Y tanto le debíamos a los Reyes Católicos
Que acabamos con la tradición
Y nos quedamos sin sueños
Nos quedamos pegados
Pero bien constituidos;
Matrimonios bien constituidos
Familias bien constituidas.
Y así, entonces, nos hicimos grandes:
Aristocracia sin monarquía
Burguesía sin aristocracia
Clase media sin burguesía
Pobres sin clase media
Y pueblo sin revolución
El hueveo se instala como una forma de revolver aquel gallinero que pensó Maquieira, espacio controlado desde lógicas marciales, aquellas que se ejercitan en la construcción de campos de concentración, espacio, por lo demás, que evocan el origen mismo del experimento nazi, a saber, las tiernas conversaciones en la cama entre Himmler y su esposa, Margarete: criador de pollos en su infancia el primero, enfermera la segunda. Hueveo que es rebelión, el exponerse en público a un peligro real, con olor a pólvora. Hueveo que con los años, con la llegada de la tan anhelada Alegría, parece difuminarse en un espacio público saturado, pura superficie, circulación de discursos que no se demoran en adoptar el espíritu indolente del modernillo.

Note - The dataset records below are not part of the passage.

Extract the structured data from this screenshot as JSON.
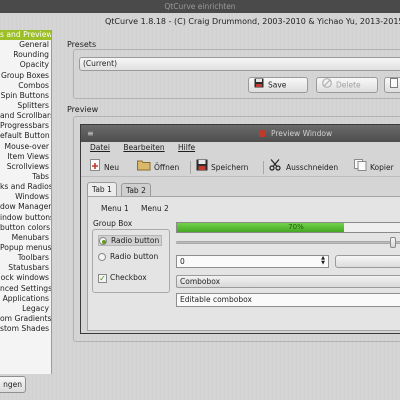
{
  "window": {
    "title": "QtCurve einrichten"
  },
  "header": {
    "credit": "QtCurve 1.8.18 - (C) Craig Drummond, 2003-2010 & Yichao Yu, 2013-2015"
  },
  "sidebar": {
    "items": [
      {
        "label": "s and Preview",
        "selected": true
      },
      {
        "label": "General"
      },
      {
        "label": "Rounding"
      },
      {
        "label": "Opacity"
      },
      {
        "label": "Group Boxes"
      },
      {
        "label": "Combos"
      },
      {
        "label": "Spin Buttons"
      },
      {
        "label": "Splitters"
      },
      {
        "label": "and Scrollbars"
      },
      {
        "label": "Progressbars"
      },
      {
        "label": "efault Button"
      },
      {
        "label": "Mouse-over"
      },
      {
        "label": "Item Views"
      },
      {
        "label": "Scrollviews"
      },
      {
        "label": "Tabs"
      },
      {
        "label": "ks and Radios"
      },
      {
        "label": "Windows"
      },
      {
        "label": "dow Manager"
      },
      {
        "label": "indow buttons"
      },
      {
        "label": "button colors"
      },
      {
        "label": "Menubars"
      },
      {
        "label": "Popup menus"
      },
      {
        "label": "Toolbars"
      },
      {
        "label": "Statusbars"
      },
      {
        "label": "ock windows"
      },
      {
        "label": "nced Settings"
      },
      {
        "label": "Applications"
      },
      {
        "label": "Legacy"
      },
      {
        "label": "om Gradients"
      },
      {
        "label": "stom Shades"
      }
    ],
    "bottom_button": "ngen"
  },
  "presets": {
    "label": "Presets",
    "current": "(Current)",
    "save_label": "Save",
    "delete_label": "Delete"
  },
  "preview": {
    "label": "Preview",
    "window_title": "Preview Window",
    "menu": [
      "Datei",
      "Bearbeiten",
      "Hilfe"
    ],
    "toolbar": {
      "neu": "Neu",
      "oeffnen": "Öffnen",
      "speichern": "Speichern",
      "ausschneiden": "Ausschneiden",
      "kopieren": "Kopier"
    },
    "tabs": [
      "Tab 1",
      "Tab 2"
    ],
    "menu_items": [
      "Menu 1",
      "Menu 2"
    ],
    "group_title": "Group Box",
    "radio1": "Radio button",
    "radio2": "Radio button",
    "checkbox": "Checkbox",
    "progress": {
      "value": 70,
      "label": "70%"
    },
    "slider_value": 0.92,
    "spin_value": "0",
    "combo_value": "Combobox",
    "editable_combo_value": "Editable combobox"
  },
  "colors": {
    "selection": "#9cbf28",
    "progress": "#4fb52c",
    "titlebar": "#4a4a4a"
  },
  "icons": [
    "menu-icon",
    "save-icon",
    "delete-icon",
    "new-document-icon",
    "open-folder-icon",
    "floppy-icon",
    "scissors-icon",
    "copy-icon"
  ]
}
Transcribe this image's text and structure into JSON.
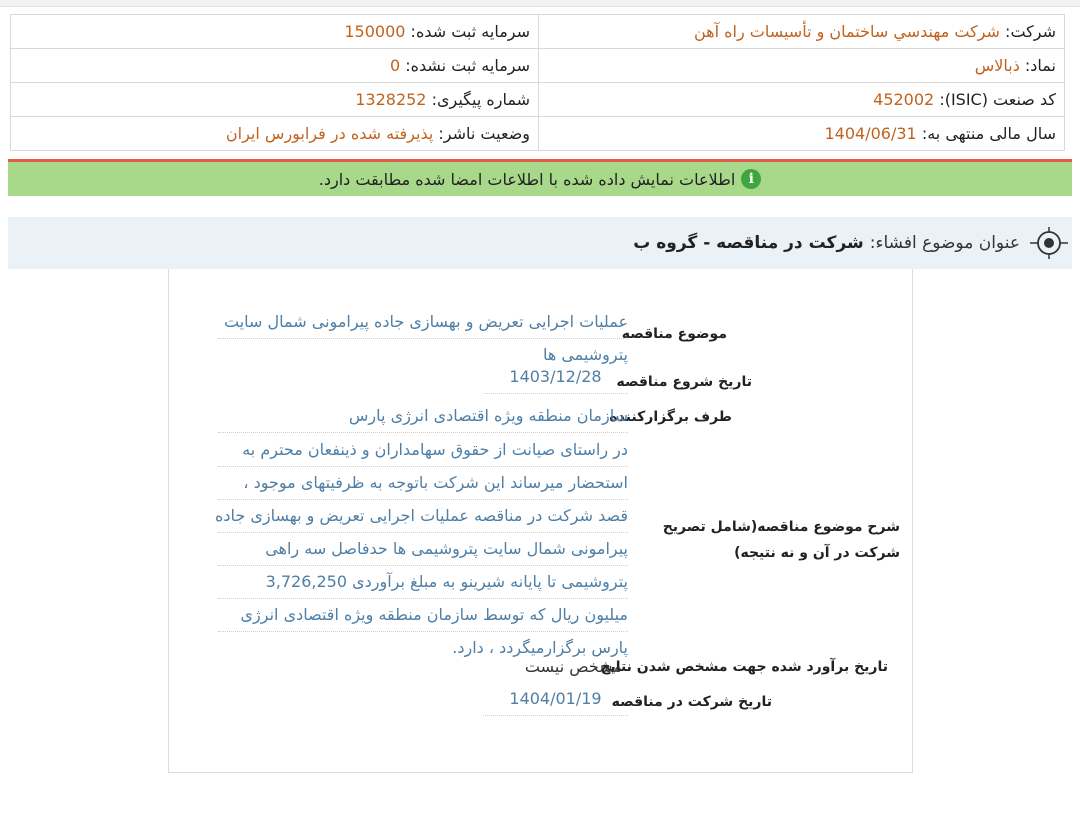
{
  "company_info": {
    "company_label": "شرکت:",
    "company_value": "شرکت مهندسي ساختمان و تأسيسات راه آهن",
    "registered_capital_label": "سرمایه ثبت شده:",
    "registered_capital_value": "150000",
    "symbol_label": "نماد:",
    "symbol_value": "ذبالاس",
    "unregistered_capital_label": "سرمایه ثبت نشده:",
    "unregistered_capital_value": "0",
    "isic_label": "کد صنعت (ISIC):",
    "isic_value": "452002",
    "tracking_label": "شماره پیگیری:",
    "tracking_value": "1328252",
    "fiscal_year_label": "سال مالی منتهی به:",
    "fiscal_year_value": "1404/06/31",
    "publisher_status_label": "وضعیت ناشر:",
    "publisher_status_value": "پذیرفته شده در فرابورس ایران"
  },
  "notice": {
    "text": "اطلاعات نمایش داده شده با اطلاعات امضا شده مطابقت دارد.",
    "icon": "info-icon",
    "color": "#a8d88a"
  },
  "disclosure": {
    "label": "عنوان موضوع افشاء:",
    "title": "شرکت در مناقصه - گروه ب"
  },
  "tender": {
    "subject_label": "موضوع مناقصه",
    "subject_line1": "عملیات اجرایی تعریض و بهسازی جاده پیرامونی شمال سایت",
    "subject_line2": "پتروشیمی ها",
    "start_date_label": "تاریخ شروع مناقصه",
    "start_date_value": "1403/12/28",
    "organizer_label": "طرف برگزارکننده",
    "organizer_value": "سازمان منطقه ویژه اقتصادی انرژی پارس",
    "description_label": "شرح موضوع مناقصه(شامل تصریح شرکت در آن و نه نتیجه)",
    "description_lines": [
      "در راستای صیانت از حقوق سهامداران و ذینفعان محترم به",
      "استحضار میرساند این شرکت باتوجه به ظرفیتهای موجود ،",
      "قصد شرکت در مناقصه عملیات اجرایی تعریض و بهسازی جاده",
      "پیرامونی شمال سایت پتروشیمی ها حدفاصل سه راهی",
      "پتروشیمی تا پایانه شیرینو به مبلغ برآوردی 3,726,250",
      "میلیون ریال که توسط سازمان منطقه ویژه اقتصادی انرژی",
      "پارس برگزارمیگردد ، دارد."
    ],
    "estimated_result_date_label": "تاریخ برآورد شده جهت مشخص شدن نتایج",
    "estimated_result_date_value": "مشخص نیست",
    "participation_date_label": "تاریخ شرکت در مناقصه",
    "participation_date_value": "1404/01/19"
  }
}
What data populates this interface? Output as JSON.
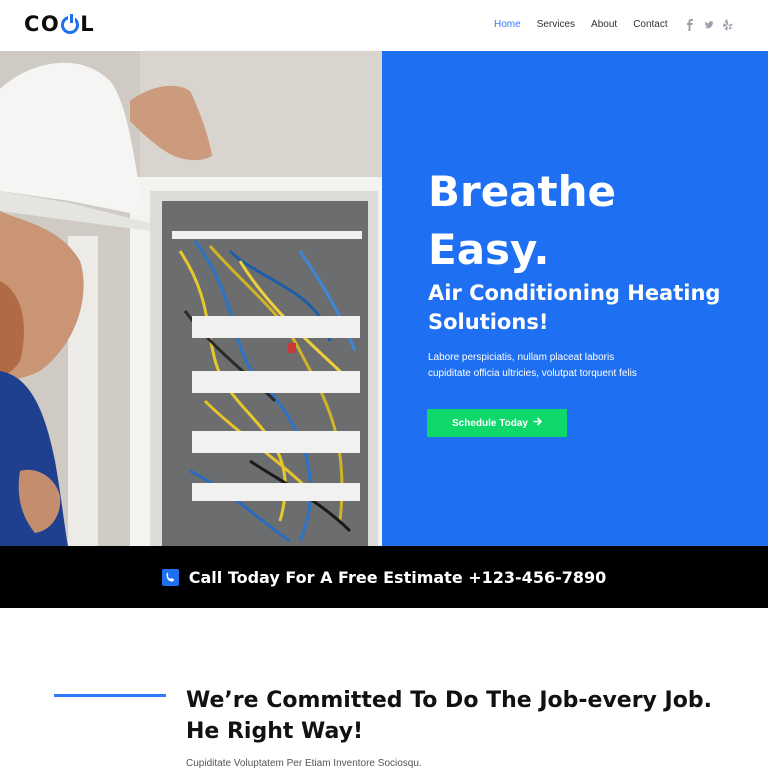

1984: Tarzán ha muerto, y con su muerte parece querernos decir: que no les metan el pico en el ojo, polluelos míos. Esto no es una guerra civil.
Lihn aparece y desaparece de la pantalla. De vez en cuando levanta una arenga:
“Señores: cuando Roma estaba en peligro llamaba a un gran hombre para que dirigiera su destino. Por eso, en este momento histórico yo les digo: ¡’Sursum corda’! ¡Arriba los corazones!”
Son días de pánico. El sol se está poniendo y hay que actuar rápido. El cajón se pierde de vista, Mapocho abajo. Se produce, entonces, una gran calabaza. La normalidad se toma nuevamente las esquinas, y pareciera ser que nada podrá salvar a la chilenidad, ahora, de los monos que juegan al campo de concentración. Por si las moscas, un carabinero joven, nervioso, se acerca a una familia que participaba del funeral. Pregunta de buena manera sobre lo que acababa de presenciar. La niña, tomada de las manos de sus padres, balanceándose, responde: ¿Qué no sabe que se murió el rey de los monos?
[1] “The inversion of Parmenides’s arguments is undoubtedly amusing, reminding one of Gorgias’s advice to his pupils ‘to destroy an opponent’s seriousness by laughter, and his laughter by seriousness’ (fr. 12).” (Guthrie, 194)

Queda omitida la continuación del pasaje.